What Chief Branding Officer's Don't Know
I recently had a conversation with a very high level branding officer of a very high profile Fortune 100 company. I don't want to step on any toes here, because truth be told, this person was very kind and extremely genuine. Totally well-meaning and, judging by the tenor of our conversation, a true believer in New Age marketing. For the uninitiated, New Age marketing is that which places a premium on engaging with end users through social media, surveys and megatons of research.
You know, stuff for which agencies are totally unaccountable.
The purpose of my conversation with this Chief Branding Officer (CBO) -- code-named Jordan to keep things anonymous -- was to find out if the company had any real brand strategy to speak of. Actually, the purpose was to find out if the company even had a brand strategy. Most don't, which is why I call them. It's what I do. But that's another story.
Jordan was very amiable, asking me why I would ask a question like that. "Because I'm on your web site right now, and for the life of me, all I see is a logo. Not even a tagline. No reason for anyone to choose your brand. Nothing. Is there a brand strategy?"
Keep in mind that I'm talking to a CBO -- the highest level there is in this type of corporation, which happens to be international in scope and service. A Wall Street darling. A major player in its field. And with all that, this is the answer I get:
"Our branding agency will be presenting the brand strategy to us in the coming weeks."
When I got back into my chair, I couldn't help but inquire as to who that agency might be. It was, as I suspected, a major international hack branding agency whose failing works I've previously lambasted here. Who else would have the cojones to string along a powerhouse client -- for years -- with absolutely no tangible deliverables while charging the client millions for the privilege?
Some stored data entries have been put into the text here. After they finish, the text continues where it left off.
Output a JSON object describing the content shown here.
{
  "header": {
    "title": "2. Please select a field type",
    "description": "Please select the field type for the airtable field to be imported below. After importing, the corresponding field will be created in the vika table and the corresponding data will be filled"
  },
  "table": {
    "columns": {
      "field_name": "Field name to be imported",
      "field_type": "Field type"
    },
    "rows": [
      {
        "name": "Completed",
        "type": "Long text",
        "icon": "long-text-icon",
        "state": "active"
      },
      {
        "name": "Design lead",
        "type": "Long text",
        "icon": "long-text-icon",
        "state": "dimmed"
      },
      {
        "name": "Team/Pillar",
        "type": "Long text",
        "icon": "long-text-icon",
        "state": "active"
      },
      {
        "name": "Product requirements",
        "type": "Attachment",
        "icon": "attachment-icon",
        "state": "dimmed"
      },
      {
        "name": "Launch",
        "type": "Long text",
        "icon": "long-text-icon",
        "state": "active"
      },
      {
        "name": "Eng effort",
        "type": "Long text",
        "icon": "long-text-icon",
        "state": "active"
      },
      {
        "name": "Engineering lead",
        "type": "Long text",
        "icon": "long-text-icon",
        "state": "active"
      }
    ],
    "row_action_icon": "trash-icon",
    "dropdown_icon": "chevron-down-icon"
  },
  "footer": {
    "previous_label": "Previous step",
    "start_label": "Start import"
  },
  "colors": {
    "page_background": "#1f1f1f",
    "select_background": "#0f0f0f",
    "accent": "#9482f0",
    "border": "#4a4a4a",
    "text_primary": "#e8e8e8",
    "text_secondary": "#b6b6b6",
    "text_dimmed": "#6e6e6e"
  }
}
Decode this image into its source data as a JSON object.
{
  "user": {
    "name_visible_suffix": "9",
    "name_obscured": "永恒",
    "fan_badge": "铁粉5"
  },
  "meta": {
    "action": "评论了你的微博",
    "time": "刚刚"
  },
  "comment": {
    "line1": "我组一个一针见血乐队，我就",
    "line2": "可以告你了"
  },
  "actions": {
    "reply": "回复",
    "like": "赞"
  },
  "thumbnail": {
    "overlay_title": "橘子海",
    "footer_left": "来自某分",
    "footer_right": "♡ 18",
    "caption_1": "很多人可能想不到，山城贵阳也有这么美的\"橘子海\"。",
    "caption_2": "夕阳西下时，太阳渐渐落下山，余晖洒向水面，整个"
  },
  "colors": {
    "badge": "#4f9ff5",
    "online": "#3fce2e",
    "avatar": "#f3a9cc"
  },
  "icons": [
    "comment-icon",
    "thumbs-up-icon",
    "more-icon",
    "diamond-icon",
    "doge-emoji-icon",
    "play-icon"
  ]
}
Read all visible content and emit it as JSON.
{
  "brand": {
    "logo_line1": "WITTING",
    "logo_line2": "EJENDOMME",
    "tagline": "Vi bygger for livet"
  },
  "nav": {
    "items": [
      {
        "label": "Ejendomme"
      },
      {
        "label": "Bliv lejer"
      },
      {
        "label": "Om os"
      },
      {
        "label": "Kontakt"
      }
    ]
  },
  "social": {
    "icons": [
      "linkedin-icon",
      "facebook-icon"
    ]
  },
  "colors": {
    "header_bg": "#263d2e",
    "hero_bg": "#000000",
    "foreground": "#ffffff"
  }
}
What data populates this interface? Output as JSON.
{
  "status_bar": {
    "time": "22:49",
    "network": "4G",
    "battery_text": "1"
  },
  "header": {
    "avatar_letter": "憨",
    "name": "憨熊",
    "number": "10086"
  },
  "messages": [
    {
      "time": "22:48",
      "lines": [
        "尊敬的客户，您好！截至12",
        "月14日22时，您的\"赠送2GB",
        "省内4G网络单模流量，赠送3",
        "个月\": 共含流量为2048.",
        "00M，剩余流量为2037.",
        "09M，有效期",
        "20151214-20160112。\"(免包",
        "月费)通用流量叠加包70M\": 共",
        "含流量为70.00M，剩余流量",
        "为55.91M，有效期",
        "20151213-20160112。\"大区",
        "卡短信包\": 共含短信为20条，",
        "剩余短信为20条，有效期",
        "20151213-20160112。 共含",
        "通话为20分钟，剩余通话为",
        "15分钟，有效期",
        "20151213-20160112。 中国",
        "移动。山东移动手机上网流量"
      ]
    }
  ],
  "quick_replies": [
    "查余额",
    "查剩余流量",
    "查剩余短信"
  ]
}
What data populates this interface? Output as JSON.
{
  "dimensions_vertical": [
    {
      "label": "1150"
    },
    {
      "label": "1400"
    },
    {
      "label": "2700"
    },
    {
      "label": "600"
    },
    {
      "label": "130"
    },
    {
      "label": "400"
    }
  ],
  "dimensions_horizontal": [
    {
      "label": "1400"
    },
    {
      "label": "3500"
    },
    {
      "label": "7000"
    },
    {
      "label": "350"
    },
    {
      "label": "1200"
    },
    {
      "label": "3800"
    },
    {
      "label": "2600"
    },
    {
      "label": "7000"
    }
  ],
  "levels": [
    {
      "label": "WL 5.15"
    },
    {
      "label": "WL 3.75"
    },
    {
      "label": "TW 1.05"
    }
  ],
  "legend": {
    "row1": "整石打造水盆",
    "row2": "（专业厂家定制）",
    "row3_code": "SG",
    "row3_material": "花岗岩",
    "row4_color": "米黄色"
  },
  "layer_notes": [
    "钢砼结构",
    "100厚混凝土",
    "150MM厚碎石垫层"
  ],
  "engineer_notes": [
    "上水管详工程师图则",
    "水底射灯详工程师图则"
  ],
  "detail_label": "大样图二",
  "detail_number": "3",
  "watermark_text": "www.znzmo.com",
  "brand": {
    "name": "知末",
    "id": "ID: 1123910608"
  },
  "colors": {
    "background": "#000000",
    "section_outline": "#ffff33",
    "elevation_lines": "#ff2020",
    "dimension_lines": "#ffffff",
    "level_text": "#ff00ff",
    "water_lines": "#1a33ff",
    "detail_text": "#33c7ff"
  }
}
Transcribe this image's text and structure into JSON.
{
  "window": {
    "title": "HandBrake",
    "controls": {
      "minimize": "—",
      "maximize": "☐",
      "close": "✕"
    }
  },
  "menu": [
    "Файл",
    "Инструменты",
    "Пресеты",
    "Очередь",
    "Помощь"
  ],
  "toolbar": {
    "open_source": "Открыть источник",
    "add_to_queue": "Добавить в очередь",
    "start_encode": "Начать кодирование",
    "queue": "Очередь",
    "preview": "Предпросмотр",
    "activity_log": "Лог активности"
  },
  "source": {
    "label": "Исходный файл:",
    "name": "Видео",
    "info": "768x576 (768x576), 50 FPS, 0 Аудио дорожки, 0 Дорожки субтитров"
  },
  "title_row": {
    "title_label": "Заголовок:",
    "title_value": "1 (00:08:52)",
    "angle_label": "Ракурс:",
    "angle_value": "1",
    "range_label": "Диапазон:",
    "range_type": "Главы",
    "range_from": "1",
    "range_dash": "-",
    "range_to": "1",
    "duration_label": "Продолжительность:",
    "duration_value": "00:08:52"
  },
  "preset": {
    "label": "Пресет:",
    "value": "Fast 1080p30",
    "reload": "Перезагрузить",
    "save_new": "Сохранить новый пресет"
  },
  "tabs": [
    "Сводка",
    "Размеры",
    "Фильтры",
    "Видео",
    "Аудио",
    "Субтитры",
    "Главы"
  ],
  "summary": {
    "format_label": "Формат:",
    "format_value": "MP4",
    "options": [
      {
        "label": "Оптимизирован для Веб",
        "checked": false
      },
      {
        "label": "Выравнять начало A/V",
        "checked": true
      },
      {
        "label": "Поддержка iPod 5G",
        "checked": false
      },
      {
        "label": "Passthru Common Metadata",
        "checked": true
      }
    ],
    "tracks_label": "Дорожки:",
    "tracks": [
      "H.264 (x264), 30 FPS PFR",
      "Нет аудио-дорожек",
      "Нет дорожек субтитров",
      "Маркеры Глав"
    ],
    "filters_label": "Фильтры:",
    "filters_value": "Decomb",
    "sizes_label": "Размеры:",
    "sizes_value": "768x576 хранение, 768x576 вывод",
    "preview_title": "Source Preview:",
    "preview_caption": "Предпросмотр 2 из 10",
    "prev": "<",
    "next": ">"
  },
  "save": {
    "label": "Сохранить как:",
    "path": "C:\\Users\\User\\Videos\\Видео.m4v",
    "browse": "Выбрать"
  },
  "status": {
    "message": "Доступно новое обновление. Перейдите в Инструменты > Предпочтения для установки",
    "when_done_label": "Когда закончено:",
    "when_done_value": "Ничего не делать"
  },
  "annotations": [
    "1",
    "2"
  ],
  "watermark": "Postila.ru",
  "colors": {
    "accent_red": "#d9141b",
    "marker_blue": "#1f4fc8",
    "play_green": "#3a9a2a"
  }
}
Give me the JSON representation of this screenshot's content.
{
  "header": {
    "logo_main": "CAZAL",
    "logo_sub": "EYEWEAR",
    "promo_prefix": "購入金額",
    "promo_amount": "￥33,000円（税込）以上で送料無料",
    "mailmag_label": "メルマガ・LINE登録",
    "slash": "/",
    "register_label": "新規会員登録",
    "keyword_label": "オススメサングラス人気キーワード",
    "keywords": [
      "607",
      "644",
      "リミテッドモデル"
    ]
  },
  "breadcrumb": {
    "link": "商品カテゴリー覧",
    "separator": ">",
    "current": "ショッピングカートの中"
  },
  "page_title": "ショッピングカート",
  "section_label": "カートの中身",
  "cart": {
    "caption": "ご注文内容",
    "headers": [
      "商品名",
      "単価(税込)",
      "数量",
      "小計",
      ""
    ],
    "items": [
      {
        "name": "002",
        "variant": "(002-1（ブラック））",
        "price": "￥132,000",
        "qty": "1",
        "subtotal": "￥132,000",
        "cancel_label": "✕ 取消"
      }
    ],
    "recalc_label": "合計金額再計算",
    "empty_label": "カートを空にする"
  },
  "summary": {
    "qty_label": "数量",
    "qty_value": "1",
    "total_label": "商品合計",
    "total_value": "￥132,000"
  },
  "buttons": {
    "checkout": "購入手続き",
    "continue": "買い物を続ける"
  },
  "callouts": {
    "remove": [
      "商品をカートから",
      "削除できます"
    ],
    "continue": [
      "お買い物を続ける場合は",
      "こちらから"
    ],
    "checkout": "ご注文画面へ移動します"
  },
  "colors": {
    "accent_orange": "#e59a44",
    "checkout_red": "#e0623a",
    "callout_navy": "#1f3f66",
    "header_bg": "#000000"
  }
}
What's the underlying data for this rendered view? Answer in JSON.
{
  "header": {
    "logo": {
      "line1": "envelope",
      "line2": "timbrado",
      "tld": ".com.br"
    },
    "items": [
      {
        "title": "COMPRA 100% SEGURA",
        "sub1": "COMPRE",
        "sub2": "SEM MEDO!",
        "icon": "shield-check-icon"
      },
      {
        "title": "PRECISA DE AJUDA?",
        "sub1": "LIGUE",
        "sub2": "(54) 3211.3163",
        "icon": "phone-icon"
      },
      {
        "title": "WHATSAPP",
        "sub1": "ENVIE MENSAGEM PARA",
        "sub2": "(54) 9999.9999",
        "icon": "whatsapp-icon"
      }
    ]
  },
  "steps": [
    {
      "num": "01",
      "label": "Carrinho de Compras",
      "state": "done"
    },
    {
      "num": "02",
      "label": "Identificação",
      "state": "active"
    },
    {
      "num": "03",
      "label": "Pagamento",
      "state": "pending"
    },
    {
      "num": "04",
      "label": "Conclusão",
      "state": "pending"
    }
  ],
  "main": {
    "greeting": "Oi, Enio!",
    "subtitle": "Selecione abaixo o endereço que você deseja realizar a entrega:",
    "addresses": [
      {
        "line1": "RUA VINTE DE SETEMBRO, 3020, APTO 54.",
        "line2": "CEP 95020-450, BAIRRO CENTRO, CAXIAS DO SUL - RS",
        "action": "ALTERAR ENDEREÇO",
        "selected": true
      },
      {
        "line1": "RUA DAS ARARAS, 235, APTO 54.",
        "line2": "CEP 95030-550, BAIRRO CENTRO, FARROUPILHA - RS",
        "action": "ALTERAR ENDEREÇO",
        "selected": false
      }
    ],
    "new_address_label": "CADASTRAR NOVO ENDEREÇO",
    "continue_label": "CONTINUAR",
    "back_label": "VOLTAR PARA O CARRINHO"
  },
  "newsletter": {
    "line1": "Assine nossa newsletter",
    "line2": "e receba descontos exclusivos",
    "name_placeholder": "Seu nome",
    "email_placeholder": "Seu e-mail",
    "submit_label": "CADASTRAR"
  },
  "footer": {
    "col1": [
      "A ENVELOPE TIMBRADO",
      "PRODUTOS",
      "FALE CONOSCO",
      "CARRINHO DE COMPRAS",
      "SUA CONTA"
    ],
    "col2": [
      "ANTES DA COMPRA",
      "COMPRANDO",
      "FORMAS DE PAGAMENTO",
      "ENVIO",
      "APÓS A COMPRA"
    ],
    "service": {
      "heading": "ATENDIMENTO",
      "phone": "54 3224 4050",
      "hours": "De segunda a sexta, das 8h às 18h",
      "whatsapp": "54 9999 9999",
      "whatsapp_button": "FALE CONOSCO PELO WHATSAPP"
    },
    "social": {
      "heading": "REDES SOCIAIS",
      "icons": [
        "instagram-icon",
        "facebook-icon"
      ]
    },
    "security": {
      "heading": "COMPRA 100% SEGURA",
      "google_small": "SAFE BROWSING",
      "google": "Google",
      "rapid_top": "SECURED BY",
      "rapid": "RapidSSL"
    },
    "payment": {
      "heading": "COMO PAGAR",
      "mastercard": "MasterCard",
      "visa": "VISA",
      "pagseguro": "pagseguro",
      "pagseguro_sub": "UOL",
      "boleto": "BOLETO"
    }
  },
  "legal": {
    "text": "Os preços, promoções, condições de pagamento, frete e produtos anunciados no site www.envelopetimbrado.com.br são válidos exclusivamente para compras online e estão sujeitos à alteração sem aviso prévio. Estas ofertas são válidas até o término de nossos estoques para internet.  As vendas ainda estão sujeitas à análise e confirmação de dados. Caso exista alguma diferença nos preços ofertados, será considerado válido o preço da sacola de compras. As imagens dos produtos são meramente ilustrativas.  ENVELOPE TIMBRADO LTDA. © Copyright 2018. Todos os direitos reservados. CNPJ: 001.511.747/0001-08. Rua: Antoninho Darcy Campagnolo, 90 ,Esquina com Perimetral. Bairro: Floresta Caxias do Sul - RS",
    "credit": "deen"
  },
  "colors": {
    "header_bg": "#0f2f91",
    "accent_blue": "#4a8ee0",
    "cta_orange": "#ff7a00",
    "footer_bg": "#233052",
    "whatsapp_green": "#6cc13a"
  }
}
I've grown accustomed to the millions-for-hackery branding scams that go on in the boardrooms of corporate America. But the real shocker was that Jordan couldn't even come close to expressing what the company's brand strategy was. Not even a hint. Jordan wouldn't even take a shot at it, which could only mean one thing: Jordan had absolutely no idea what a real brand strategy is. One look at the company's materials only reinforced my suspicion: Logos were everywhere, but no place could one find any message conveying why the company should be perceived as "the only solution to its prospects' problems."
I'm often asked about high-level, Fortune 1000 clients. "Aren't they more knowledgeable and sophisticated when it comes to branding?" The answer, sadly, is no. Not by a long shot. In fact, when it comes to branding -- real branding -- I'm consistently dismayed to find that in general, the bigger the name, the less they know about branding. But when you think about it, it makes sense:
When you're small and bucks are sparse, you do everything you can to establish and protect your market share. You make sure people know you for the right reasons, whenever and wherever you communicate with them, because losing market share means losing the food off your table. But when you're big -- really big -- you get fat. Really fat. You get so fat that you forget what it's like to be hungry; you pay people to be hungry for you. Instead of thriving on grit and determination, you order lattés and conference reports. You become detached from who you are and why you are because, win or lose, you know you can always fire the agency, but you'll never go hungry.
When you're that high up in the ivory tower, the denial gets so thick that you can barely see your way down to the golf course. It's happened to so many big brands that I've lost count. It's happening to brands like Kodak and Maytag and Yahoo and so many others I've written about here.
Now the long, slow decline will begin to take its toll on Jordan's Fortune 100 company. I suppose the good news is, as with all degeneratively diseased patients, Jordan won't even realize the impending doom until it's much too late -- and the stock in the pension plan is worthless. But Jordan doesn't believe that. The company, it would seem, is too big to fail.